Cabozantinib plus atezolizumab improves PFS in mCRPC after progression on ARPI

In the treatment of patients with metastatic castration-resistant prostate cancer (mCRPC) with extrapelvic soft-tissue metastases that has progressed on an androgen receptor pathway inhibitor (ARPI), the combination of cabozantinib plus atezolizumab appears to prolong progression-free survival (PFS), according to data from the open-label phase 3 CONTACT-02 trial.

CONTACT-02 included 575 patients (77 percent White) with mCRPC and measurable extrapelvic soft-tissue metastases (lymph node or visceral), had an ECOG performance status score of 0 or 1, and had progressed on one previous ARPI.

The patients were randomly assigned to receive cabozantinib (40 mg orally once daily) plus atezolizumab (1,200 mg intravenously once every 3 weeks) (n=289) or to switch to a different ARPI (either abiraterone 1,000 mg orally once-daily plus prednisone 5 mg orally twice-daily or enzalutamide 160 mg orally once-daily) (n=286).

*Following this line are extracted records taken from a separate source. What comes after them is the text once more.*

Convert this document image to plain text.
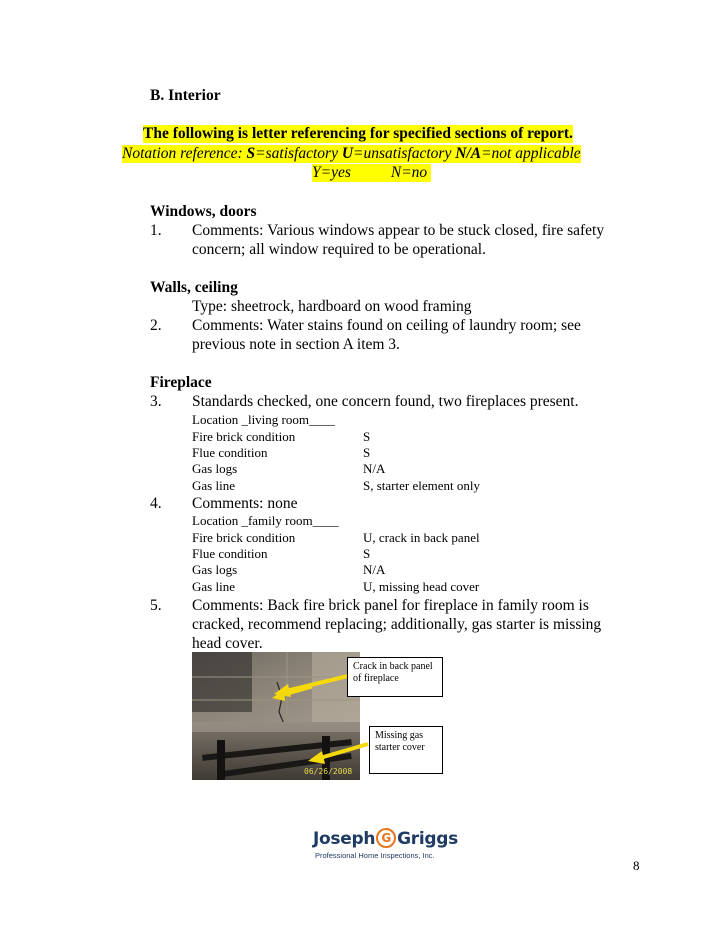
B. Interior
The following is letter referencing for specified sections of report.
Notation reference: S=satisfactory U=unsatisfactory N/A=not applicable
Y=yes	N=no
Windows, doors
1. Comments: Various windows appear to be stuck closed, fire safety
concern; all window required to be operational.
Walls, ceiling
Type: sheetrock, hardboard on wood framing
2. Comments: Water stains found on ceiling of laundry room; see
previous note in section A item 3.
Fireplace
3. Standards checked, one concern found, two fireplaces present.
Location _living room____
Fire brick condition	S
Flue condition	S
Gas logs	N/A
Gas line	S, starter element only
4. Comments: none
Location _family room____
Fire brick condition	U, crack in back panel
Flue condition	S
Gas logs	N/A
Gas line	U, missing head cover
5. Comments: Back fire brick panel for fireplace in family room is
cracked, recommend replacing; additionally, gas starter is missing
head cover.
06/26/2008
Crack in back panel of fireplace
Missing gas starter cover
Joseph G Griggs
Professional Home Inspections, Inc.
8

Dual primary endpoints were PFS (assessed in the first 400 randomly assigned patients—PFS intention-to treat [ITT] population) and overall survival (OS; assessed in all randomly assigned patients—ITT population). Safety was evaluated in all patients who received at least one dose of study treatment.

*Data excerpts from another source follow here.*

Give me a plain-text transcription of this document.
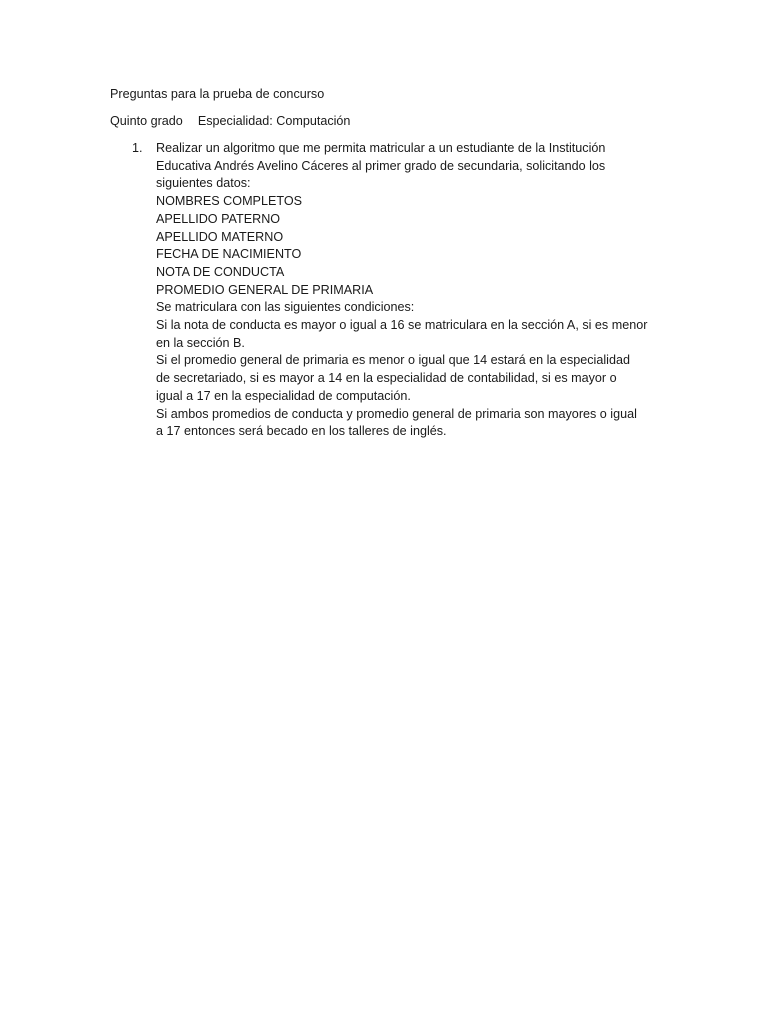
Preguntas para la prueba de concurso
Quinto grado Especialidad: Computación
1. Realizar un algoritmo que me permita matricular a un estudiante de la Institución
Educativa Andrés Avelino Cáceres al primer grado de secundaria, solicitando los
siguientes datos:
NOMBRES COMPLETOS
APELLIDO PATERNO
APELLIDO MATERNO
FECHA DE NACIMIENTO
NOTA DE CONDUCTA
PROMEDIO GENERAL DE PRIMARIA
Se matricularа con las siguientes condiciones:
Si la nota de conducta es mayor o igual a 16 se matricularа en la sección A, si es menor
en la sección B.
Si el promedio general de primaria es menor o igual que 14 estará en la especialidad
de secretariado, si es mayor a 14 en la especialidad de contabilidad, si es mayor o
igual a 17 en la especialidad de computación.
Si ambos promedios de conducta y promedio general de primaria son mayores o igual
a 17 entonces será becado en los talleres de inglés.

Over a median follow-up of 11.8 months, PFS significantly increased in the cabozantinib plus atezolizumab arm than in the ARPI switch arm (median, 6.3 vs 4.2 months; hazard ratio [HR], 0.65, 95 percent confidence interval [CI], 0.50–0.84; p=0.0007).

For OS, no significant difference was observed between the two treatment arms after a median follow-up of 23.1 months (median, 14.8 vs 15.0 months; HR, 0.89, 95 percent CI, 0.72–1.10; p=0.30).

Any-cause grade 3–4 adverse events (AEs) occurred in 56 percent of patients on cabozantinib plus atezolizumab and in 26 percent of those who underwent an ARPI switch. Hypertension and anaemia were the most common AEs in the cabozantinib plus atezolizumab arm (8 percent for both) and anaemia in the ARPI switch arm (6 percent).

Serious AEs deemed related to treatment occurred in 16 percent of patients in the cabozantinib plus atezolizumab group and in 4 percent in the ARPI switch group.

AEs of any cause led to treatment withdrawal 17 percent of patients in the cabozantinib plus atezolizumab group and in 15 percent in the ARPI switch group. No treatment-related deaths were reported.